You’ve heard it before: In the future, machines will rule us all. To some extent, they already do. We are increasingly tied to our gadgets and gizmos. They answer our questions, provide entertainment, and connect us with one another. But as technology advances, these machines will become staggeringly intelligent. Not long from now, teaching machines artificial intelligence, or how to learn on their own, will become as important as learning how to program is today.
For some, a future run by artificial intelligence is a terrifying one — we’ve all seen Terminator, after all. But according to at least one A.I. expert, it’s not the machines we have to worry about. It’s the people who build them.
The gatekeepers
Meet Lars Hård, a serial entrepreneur from Lund, Sweden, and founder of A.I. software company ExpertMaker. Hård and the ExpertMaker team create tools that allow app developers, or anyone who’s interested, to build A.I. into their apps or other digital products. ExpertMaker’s product can be used by almost anyone, and works with most of the major platforms, including iOS, Windows Phone, Android, and BlackBerry, among others. According to Hård, ExpertMaker’s goal isn’t simply to make money — it’s to empower as many people as possible with the technology that will rule the coming century.
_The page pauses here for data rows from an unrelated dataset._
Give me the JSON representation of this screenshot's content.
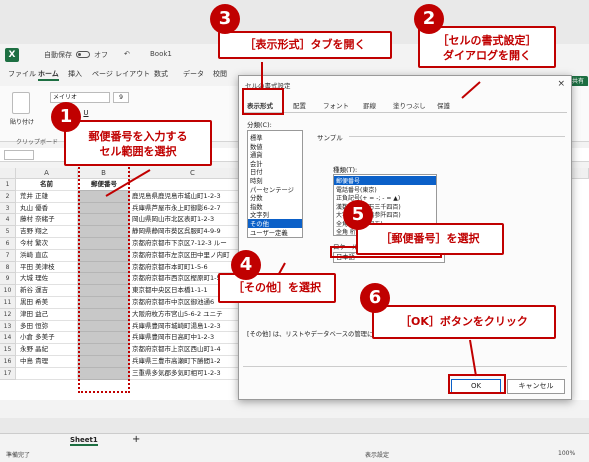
{
  "titlebar": {
    "autosave_label": "自動保存",
    "autosave_state": "オフ",
    "book_name": "Book1"
  },
  "menu_tabs": [
    "ファイル",
    "ホーム",
    "挿入",
    "ページ レイアウト",
    "数式",
    "データ",
    "校閲"
  ],
  "ribbon": {
    "font_name": "メイリオ",
    "font_size": "9",
    "bold": "B",
    "italic": "I",
    "underline": "U",
    "paste_label": "貼り付け",
    "clipboard_group": "クリップボード"
  },
  "sheet": {
    "col_headers": [
      "A",
      "B",
      "C"
    ],
    "header_name": "名前",
    "header_zip": "郵便番号",
    "rows": [
      {
        "num": "1",
        "name": "",
        "address": ""
      },
      {
        "num": "2",
        "name": "荒井 正雄",
        "address": "鹿児島県鹿児島市城山町1-2-3"
      },
      {
        "num": "3",
        "name": "丸山 優香",
        "address": "兵庫県芦屋市永上町御影6-2-7"
      },
      {
        "num": "4",
        "name": "藤村 奈緒子",
        "address": "岡山県岡山市北区表町1-2-3"
      },
      {
        "num": "5",
        "name": "吉野 翔之",
        "address": "静岡県静岡市葵区呉服町4-9-9"
      },
      {
        "num": "6",
        "name": "今村 繁次",
        "address": "京都府京都市下京区7-12-3 ルー"
      },
      {
        "num": "7",
        "name": "浜崎 直広",
        "address": "京都府京都市左京区田中里ノ内町"
      },
      {
        "num": "8",
        "name": "平田 美津枝",
        "address": "京都府京都市本町町1-5-6"
      },
      {
        "num": "9",
        "name": "大城 理佐",
        "address": "京都府京都市西京区樫原町1-5"
      },
      {
        "num": "10",
        "name": "新谷 運吉",
        "address": "東京都中央区日本橋1-1-1"
      },
      {
        "num": "11",
        "name": "黒田 希美",
        "address": "京都府京都市中京区御池通6"
      },
      {
        "num": "12",
        "name": "津田 益己",
        "address": "大阪府枚方市宮山5-6-2 ユニテ"
      },
      {
        "num": "13",
        "name": "多田 恒弥",
        "address": "兵庫県豊岡市城崎町湯島1-2-3"
      },
      {
        "num": "14",
        "name": "小倉 多美子",
        "address": "兵庫県豊岡市日高町中1-2-3"
      },
      {
        "num": "15",
        "name": "永野 晶紀",
        "address": "京都府京都市上京区西山町1-4"
      },
      {
        "num": "16",
        "name": "中島 貴理",
        "address": "兵庫県三豊市高瀬町下勝間1-2"
      },
      {
        "num": "17",
        "name": "",
        "address": "三重県多気郡多気町相可1-2-3"
      }
    ],
    "sheet_tab": "Sheet1",
    "add_sheet": "+"
  },
  "status": {
    "ready": "準備完了",
    "display_settings": "表示設定",
    "zoom": "100%"
  },
  "dialog": {
    "title": "セルの書式設定",
    "close": "×",
    "tabs": [
      "表示形式",
      "配置",
      "フォント",
      "罫線",
      "塗りつぶし",
      "保護"
    ],
    "category_label": "分類(C):",
    "categories": [
      "標準",
      "数値",
      "通貨",
      "会計",
      "日付",
      "時刻",
      "パーセンテージ",
      "分数",
      "指数",
      "文字列",
      "その他",
      "ユーザー定義"
    ],
    "selected_category": "その他",
    "sample_label": "サンプル",
    "kind_label": "種類(T):",
    "kinds": [
      "郵便番号",
      "電話番号(東京)",
      "正負記号(+ = -; - = ▲)",
      "漢数字(十二万三千四百)",
      "大字(壱拾弐萬参阡四百)",
      "全角(一二三四五)",
      "全角 桁区切り(一二、三四五)"
    ],
    "selected_kind": "郵便番号",
    "locale_label": "ロケール(国または地域)(L):",
    "locale_value": "日本語",
    "note": "[その他] は、リストやデータベースの管理に使用します。",
    "ok_label": "OK",
    "cancel_label": "キャンセル"
  },
  "callouts": [
    {
      "num": "1",
      "text": "郵便番号を入力する\nセル範囲を選択"
    },
    {
      "num": "2",
      "text": "［セルの書式設定］\nダイアログを開く"
    },
    {
      "num": "3",
      "text": "［表示形式］タブを開く"
    },
    {
      "num": "4",
      "text": "［その他］を選択"
    },
    {
      "num": "5",
      "text": "［郵便番号］を選択"
    },
    {
      "num": "6",
      "text": "［OK］ボタンをクリック"
    }
  ],
  "colors": {
    "accent_red": "#c00000",
    "excel_green": "#1d6f42",
    "selection_blue": "#0b60c8"
  }
}
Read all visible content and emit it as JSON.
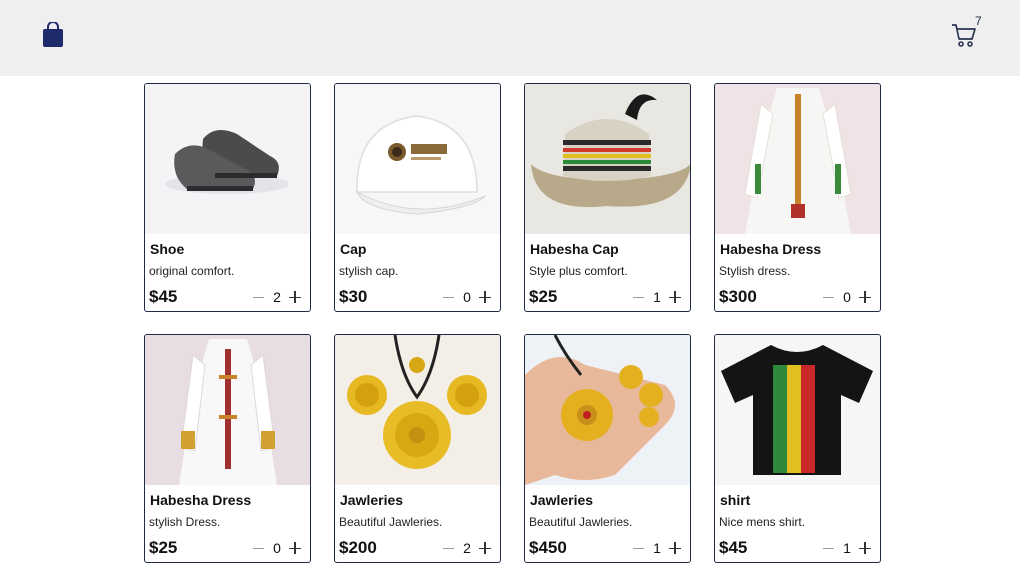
{
  "header": {
    "logo_icon": "shopping-bag-icon",
    "cart_icon": "cart-icon",
    "cart_count": "7",
    "colors": {
      "header_bg": "#f0eff0",
      "brand": "#1f2a6b"
    }
  },
  "products": [
    {
      "title": "Shoe",
      "description": "original comfort.",
      "price": "$45",
      "qty": "2",
      "image_icon": "shoe-image"
    },
    {
      "title": "Cap",
      "description": "stylish cap.",
      "price": "$30",
      "qty": "0",
      "image_icon": "cap-image"
    },
    {
      "title": "Habesha Cap",
      "description": "Style plus comfort.",
      "price": "$25",
      "qty": "1",
      "image_icon": "woven-hat-image"
    },
    {
      "title": "Habesha Dress",
      "description": "Stylish dress.",
      "price": "$300",
      "qty": "0",
      "image_icon": "dress-image"
    },
    {
      "title": "Habesha Dress",
      "description": "stylish Dress.",
      "price": "$25",
      "qty": "0",
      "image_icon": "dress-image"
    },
    {
      "title": "Jawleries",
      "description": "Beautiful Jawleries.",
      "price": "$200",
      "qty": "2",
      "image_icon": "jewelry-set-image"
    },
    {
      "title": "Jawleries",
      "description": "Beautiful Jawleries.",
      "price": "$450",
      "qty": "1",
      "image_icon": "jewelry-hand-image"
    },
    {
      "title": "shirt",
      "description": "Nice mens shirt.",
      "price": "$45",
      "qty": "1",
      "image_icon": "tshirt-image"
    }
  ]
}
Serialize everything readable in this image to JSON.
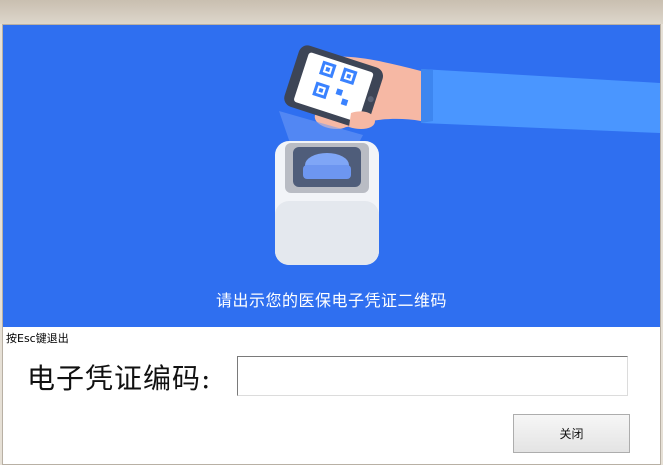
{
  "banner": {
    "prompt_text": "请出示您的医保电子凭证二维码",
    "illustration": "phone-scanning-qr-code-on-reader",
    "background_color": "#2f6ff0"
  },
  "hint": {
    "esc_text": "按Esc键退出"
  },
  "form": {
    "code_label": "电子凭证编码:",
    "code_value": "",
    "code_placeholder": ""
  },
  "actions": {
    "close_label": "关闭"
  }
}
“Our approach is to distribute data to people more broadly,” Hård tells Digital Trends. “You need to democratize A.I.”
The reason for this, says Hård, is that A.I. technology can give those who have it absurd amounts of power over the information we can access, and the ways we access that information. And unless we start to spread the good word of A.I. to a greater portion of the public, the only ones who will gain the power inherent in this technology are large, profit-hungry corporations.
“If [A.I technology] is just in the hands of very large corporations, they could suddenly gain huge power from that,” says Hård. “So you need to distribute it more evenly, so that it’s a more-fair competitive landscape.
“A well-realized A.I. could give someone extreme powers,” he adds.
Of course, we are already seeing the early stages of this condensation of power. Google has become the gatekeeper of the world’s information thanks to its highly useful search algorithm — a form of artificial intelligence that turns your queries into relevant search results. Google claims its results are the “best,” and often times they are. (That’s what made Google Google, after all.) But the fact remains: Google’s engineers are the ones deciding what the most valuable information available is — what information you should see. Facebook, with the trove of data it has on its 901 million users, is quickly becoming just as powerful. As is IBM, with its “Jeopardy”-playing super-computer Watson.
Power to the people
To further its mission of democratizing A.I. technology, ExpertMaker is sponsoring a “hackathon” with (somewhat ironically) telecommunication giant Vodafone, which runs a technology incubator in Silicon Valley called Vodafone xone. The hackathon is set to take place June 8-11 in Redwood City, California. Those who take part in the event will be able to build A.I. technology into their apps, and learn how to use ExpertMaker’s A.I. tools in the process. “No A.I. pre-knowledge required,” the event’s website advertises.
“We see these large companies, for example in search and social networks, and so on, and they become so powerful because they have some kind of advantage,” says Hård. “And that advantage today is that they connect a lot of people, or that they have been processing more searches for longer than anyone else, so they know more. They have some kind of advantage that creates these super-large companies that control a lot [of data].
“So our take is that we’d like to distribute A.I. to more people because it’s a question about democratizing a kind-of-new technology so it’s more evenly distributed, giving more people and more companies these kind of advantages before somebody just takes it all.”
Conclusion
While the goal of democratizing A.I. technology appears to us an admirable goal, we are extremely skeptical of how widespread the mastery of such technology can really become. After all, a large number of people who use Twitter never actually send out a single tweet. If people aren’t even willing to type a sentence or two and press “enter,” can we really expect a significant portion of the population to become proficient in artificial intelligence development? Hård, for one, seems optimistic. But if you ask us, now might be a good time to prepare a nice gift basket for your robot overlords (and their parents).